Os analistas Marcelo Peixoto e Milena Zaniboni da Standard & Poor's vêem uma diversidade de fatores para tal acréscimo. "Até meados do ano passado, havia uma gama de opções de captação de recursos nos mercados, como IPOs (Initial Public Offerings), mercado internacional, CDBs, etc. Com a volatilidade lá fora e aqui, a única opção que restou é a dos CDBs, e é claro que tal cenário mais restrito acaba por pressionar os custos", explica Zaniboni.
Desta forma, a crise financeira internacional começa a impactar os bancos brasileiros tanto pelo enxugamento da liquidez no mercado quanto por seu impacto negativo sobre a renda variável, que impede a realização de ofertas públicas de ações como negócios rentáveis de captação de recursos. Com a demanda interna por crédito ainda aquecida, não é de se estranhar que os bancos tiveram que desembolsar mais para sustentar suas carteiras.
Dificuldade de repasse
A principal preocupação de analistas e investidores frente a tal cenário é a de que os bancos não consigam repassar integralmente a alta nos custos de captação, o que, inevitavelmente, daria origem a uma pressão negativa sobre suas margens nos próximos desempenhos trimestrais. Na visão de Luís Miguel Santacreu, analista da Austin Rating, a resposta para tal conjectura passa necessariamente por uma avaliação mais cuidadosa do tipo de modalidade de crédito em questão.
De fato, Peixoto e Zaniboni ressaltam, por exemplo, a concessão de crédito consignado para aposentados, tido como um dos segmentos mais difíceis de se efetuar repasse de custos, uma vez que a taxa de juro é determinada pelo INSS (Instituto Nacional de Seguridade Social). "Os bancos sofreram bastante nesta modalidade já que a Previdência não reajustou o teto do juro nesse ano", afirma, em leitura similar, Santacreu.
Outro segmento que pesou desfavoravelmente sobre as margens dos grandes bancos brasileiros na primeira metade deste ano foi o de concessão de empréstimos voltados ao mercado de automóveis, cuja concorrência elevada impede um acréscimo muito expressivo nas taxas aplicadas. "Todavia, os prazos foram de forma geral alongados, o que mitiga a pressão negativa", pondera Santacreu.
"Cartas na manga"
Ademais, tais segmentos são contrários à tendência predominante. Como bem ressalta Peixoto, a concessão de empréstimo a pequenas e médias empresas é a grande "carta na manga" das instituições financeiras brasileiras para assegurarem seu histórico positivo de resultados no futuro próximo, dada a sua alta rentabilidade. A modalidade também recebe elogios de Santacreu.

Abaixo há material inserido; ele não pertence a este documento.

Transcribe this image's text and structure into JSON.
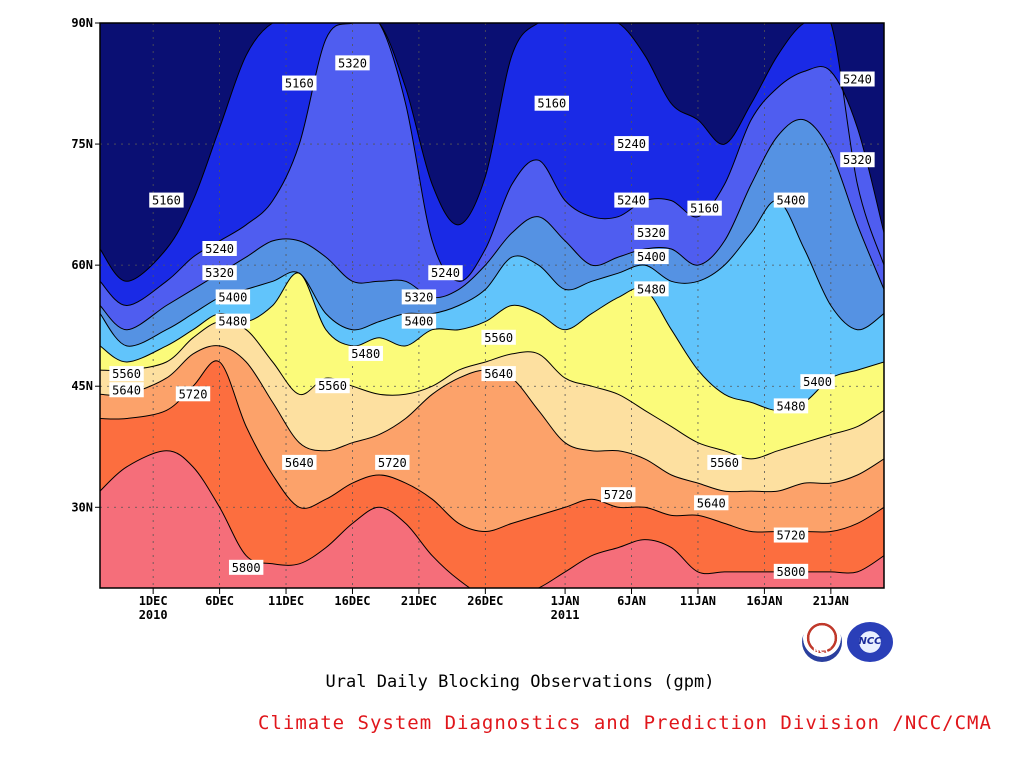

"Com a economia brasileira em momento positivo" - sob a perspectiva de médio e longo prazo - "as pequenas empresas do País cada vez mais precisam de capital de giro, o que impulsiona a expansão do setor", afirma o analista da Austin. No mesmo sentido, Santacreu observa que a modalidade de crédito pessoal já dispõe de juros "altíssimos" e, por esta razão, um repasse dos maiores custos deve ser facilmente conduzido pelos bancos.
Mais um semestre proveitoso
"Portanto, não esperamos grande deterioração nos próximos desempenhos contábeis dos grandes bancos brasileiros, visto que apostamos em um repasse de tais custos de captação maiores no mercado", sentenciam Peixoto e Zaniboni. Conclusão similar é realizada por Santacreu, para quem as instituições estão atentas a fim de manter suas taxas de rentabilidade e qualidade de seus portfólios de crédito.
"O que começamos a ver é uma retirada paulatina de modalidades com margens mais apertadas, como o setor de crédito consignado, e uma aposta maior rumo a modalidades com margens mais atrativas", afirma o analista da Austin, que conclui: "o segundo semestre de 2008 deve se mostrar como mais um período muito proveitoso às principais instituições financeiras do País".